My kids’ good behavior doesn’t mean I’m a good parent

When we were leaving Costco the other day, an older man tapped me on the shoulder and said, “I just wanted to tell you that you’re a good mom … I can tell because your kids are so well-behaved.” I jokingly responded, “They aren’t always.” He smiled at my comment but then proceeded to say that you can always tell who is a good parent by their kids’ behavior. 

I realize the guy was genuinely trying to be kind and to compliment me, but all I could think about was how glad I was that we could make it through the day with none of the kids fighting or screaming or doing who knows what else. We have certainly had those unpleasant moments in stores as well, although thankfully they occur much less often at this point. 
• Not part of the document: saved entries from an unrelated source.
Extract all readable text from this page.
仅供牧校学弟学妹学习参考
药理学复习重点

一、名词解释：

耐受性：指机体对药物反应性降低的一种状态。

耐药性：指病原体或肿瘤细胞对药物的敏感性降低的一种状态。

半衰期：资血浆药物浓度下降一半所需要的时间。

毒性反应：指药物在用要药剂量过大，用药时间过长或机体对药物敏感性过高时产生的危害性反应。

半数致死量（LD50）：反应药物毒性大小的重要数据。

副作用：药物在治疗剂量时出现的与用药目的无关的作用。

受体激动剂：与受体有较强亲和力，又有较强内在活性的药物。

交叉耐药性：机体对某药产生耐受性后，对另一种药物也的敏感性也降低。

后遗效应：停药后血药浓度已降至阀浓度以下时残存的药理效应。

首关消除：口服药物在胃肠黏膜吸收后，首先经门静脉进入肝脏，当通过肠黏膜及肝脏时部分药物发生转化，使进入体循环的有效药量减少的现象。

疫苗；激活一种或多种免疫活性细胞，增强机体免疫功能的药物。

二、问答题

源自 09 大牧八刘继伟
What about parents who have children with special needs or adopted children who have come from difficult backgrounds? “Good” behavior might not be a possibility for them at that moment. What would the older man at Costco think of those parents?

There are so many things that go into being a good parent: Loving our kids well; doing what we feel is best for them; training them; and so many other things. But I don’t believe my kids’ behavior determines my success on an “everyday” level. If that were the case I would be a failure on an almost daily basis. Kids are their own little people who are learning and growing and they certainly don’t have their act together. Shoot, neither do I half the time.

I think it is easy as parents to fall into the faulty thinking that our kids’ actions on any given day make us good parents or failing parents. I definitely have gone to bed so many times thinking I am failing, but I try to remind myself that my goal is to raise a healthy adult. Right now they are still in progress.

A bad day is not the final result, it is just one more training exercise.